The depth of the foundation must be below any frost action (700mm) but will again be subject to the depth of adjacent drains or filled ground. Any spoil of softening of the chalk due to water or mechanical disturbance will need to be removed prior to concreting foundations.

4. Filled ground

some excavations particularly in town centres, such as Faversham, encounter small areas of filled ground. These may be in the form of soakaways, cesspools, old footings or wells, found within or adjacent to the excavation. It is generally necessary to found beneath the area of the fill. Where practical, the filled ground should be removed completely and back filled with lean mix concrete, after inspection. Localised reinforcement may be necessary over any areas affected. Also suspended floors are often required in these situations.

If it is not practical to remove the isolated fill, or all of the site is made-up ground, a specialist engineer's foundation design and site investigation will be necessary.

Your local Building Services Office can advice you in these matters.

5. Contaminated ground

If any signs of possible contaminants are present within the ground, the Environmental Health Officer should be notified at once. Swale Borough Council will be pleased to advise further on the recommended relevant action required.

6. Structure below ground

6.1 grades of concrete

Concrete for foundations and floor slabs can either be ready-mixed or, where a small quantity is required, mixed by hand or cement mixer.

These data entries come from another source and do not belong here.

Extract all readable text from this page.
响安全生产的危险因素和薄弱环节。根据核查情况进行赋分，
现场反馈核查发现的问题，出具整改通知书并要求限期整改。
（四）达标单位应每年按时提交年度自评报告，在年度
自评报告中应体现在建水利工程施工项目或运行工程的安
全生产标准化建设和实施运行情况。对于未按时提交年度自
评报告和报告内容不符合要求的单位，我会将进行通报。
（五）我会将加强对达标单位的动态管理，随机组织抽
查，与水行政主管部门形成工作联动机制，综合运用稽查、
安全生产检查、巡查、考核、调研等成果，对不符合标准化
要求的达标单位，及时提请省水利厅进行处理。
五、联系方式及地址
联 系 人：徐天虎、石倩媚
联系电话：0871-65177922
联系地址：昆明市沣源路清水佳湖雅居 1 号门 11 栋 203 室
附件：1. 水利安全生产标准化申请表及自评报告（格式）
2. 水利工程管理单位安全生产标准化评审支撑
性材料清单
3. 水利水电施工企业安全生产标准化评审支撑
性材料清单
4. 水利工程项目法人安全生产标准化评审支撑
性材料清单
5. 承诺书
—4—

In certain situations, sulphates may be present within the ground. If there is any doubt about the presence of sulphates, sulphate-resisting cement should be used. Guidance is given by Building research Station Digest 174 to the types of cement appropriate to specific concentrations of sulphates.

6.2 Wall below d.p.c

Walls below d.p.c. level are vulnerable to frost action and sulphate attack, particularly within 150mm of ground level. In these situations, brickwork having frost resistant qualities is advisable.

Mortar mixes for use below d.p.c evel can vary. (For general purposes proportions of 1 part of cement: 3 or 4 parts of sand (with plasticiser); or 1 of cement 1/2 of lime: 4 of sand are acceptable.

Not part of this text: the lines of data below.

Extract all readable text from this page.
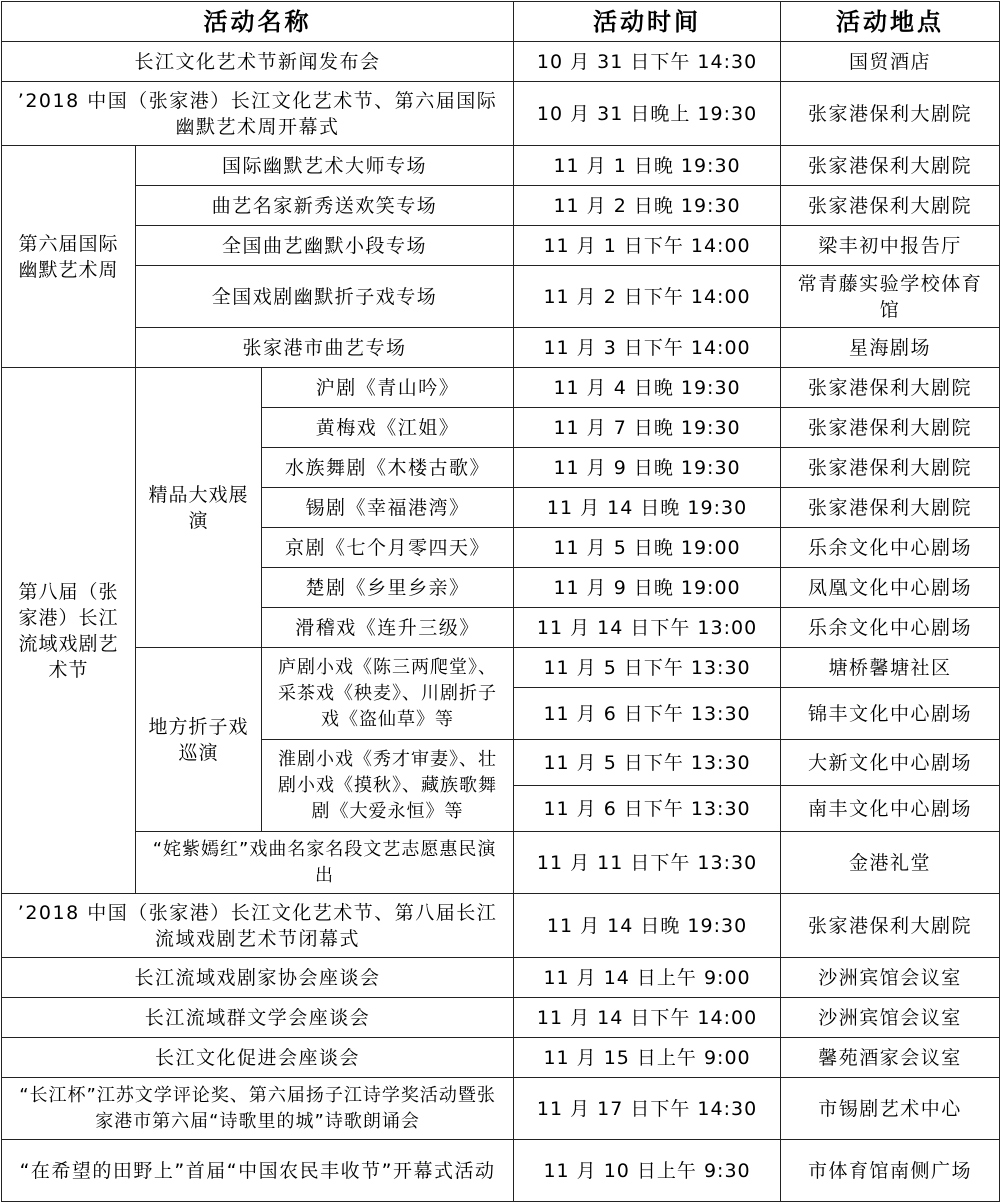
活动名称			活动时间	活动地点
长江文化艺术节新闻发布会			10 月 31 日下午 14:30	国贸酒店
’2018 中国（张家港）长江文化艺术节、第六届国际幽默艺术周开幕式			10 月 31 日晚上 19:30	张家港保利大剧院
第六届国际幽默艺术周	国际幽默艺术大师专场		11 月 1 日晚 19:30	张家港保利大剧院
	曲艺名家新秀送欢笑专场		11 月 2 日晚 19:30	张家港保利大剧院
	全国曲艺幽默小段专场		11 月 1 日下午 14:00	梁丰初中报告厅
	全国戏剧幽默折子戏专场		11 月 2 日下午 14:00	常青藤实验学校体育馆
	张家港市曲艺专场		11 月 3 日下午 14:00	星海剧场
第八届（张家港）长江流域戏剧艺术节	精品大戏展演	沪剧《青山吟》	11 月 4 日晚 19:30	张家港保利大剧院
		黄梅戏《江姐》	11 月 7 日晚 19:30	张家港保利大剧院
		水族舞剧《木楼古歌》	11 月 9 日晚 19:30	张家港保利大剧院
		锡剧《幸福港湾》	11 月 14 日晚 19:30	张家港保利大剧院
		京剧《七个月零四天》	11 月 5 日晚 19:00	乐余文化中心剧场
		楚剧《乡里乡亲》	11 月 9 日晚 19:00	凤凰文化中心剧场
		滑稽戏《连升三级》	11 月 14 日下午 13:00	乐余文化中心剧场
	地方折子戏巡演	庐剧小戏《陈三两爬堂》、采茶戏《秧麦》、川剧折子戏《盗仙草》等	11 月 5 日下午 13:30	塘桥馨塘社区
			11 月 6 日下午 13:30	锦丰文化中心剧场
		淮剧小戏《秀才审妻》、壮剧小戏《摸秋》、藏族歌舞剧《大爱永恒》等	11 月 5 日下午 13:30	大新文化中心剧场
			11 月 6 日下午 13:30	南丰文化中心剧场
	“姹紫嫣红”戏曲名家名段文艺志愿惠民演出		11 月 11 日下午 13:30	金港礼堂
’2018 中国（张家港）长江文化艺术节、第八届长江流域戏剧艺术节闭幕式			11 月 14 日晚 19:30	张家港保利大剧院
长江流域戏剧家协会座谈会			11 月 14 日上午 9:00	沙洲宾馆会议室
长江流域群文学会座谈会			11 月 14 日下午 14:00	沙洲宾馆会议室
长江文化促进会座谈会			11 月 15 日上午 9:00	馨苑酒家会议室
“长江杯”江苏文学评论奖、第六届扬子江诗学奖活动暨张家港市第六届“诗歌里的城”诗歌朗诵会			11 月 17 日下午 14:30	市锡剧艺术中心
“在希望的田野上”首届“中国农民丰收节”开幕式活动			11 月 10 日上午 9:30	市体育馆南侧广场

If sulphates are present within the ground, sulphate-resisting cement must be used.

In some situations it may be preferable to use blockwork below ground.

As there are a large variety of different types of blocks available, you are advised to consult manufactures details to determine which product is suitable for your intended use. 'Lightweight' blocks are not generally recommended where sulphates are present within the ground, and/or where conditions of a current British Board of Agrement Certificate cannot be met.

References

Building Regulations 1991.BRE Defect Action Sheet no 96 "foundations on Shrinkable Clay;

Avoiding Damage Due to trees. BRE Digest 298 "The Influence of Trees on House Foundations in Clay Soils".

British Standard - 8004 Code of Practice for Foundations. BRE Digest 240 & 241 Low-Rise Buildings on Shrinkable Clay Soils Part 1 & 2.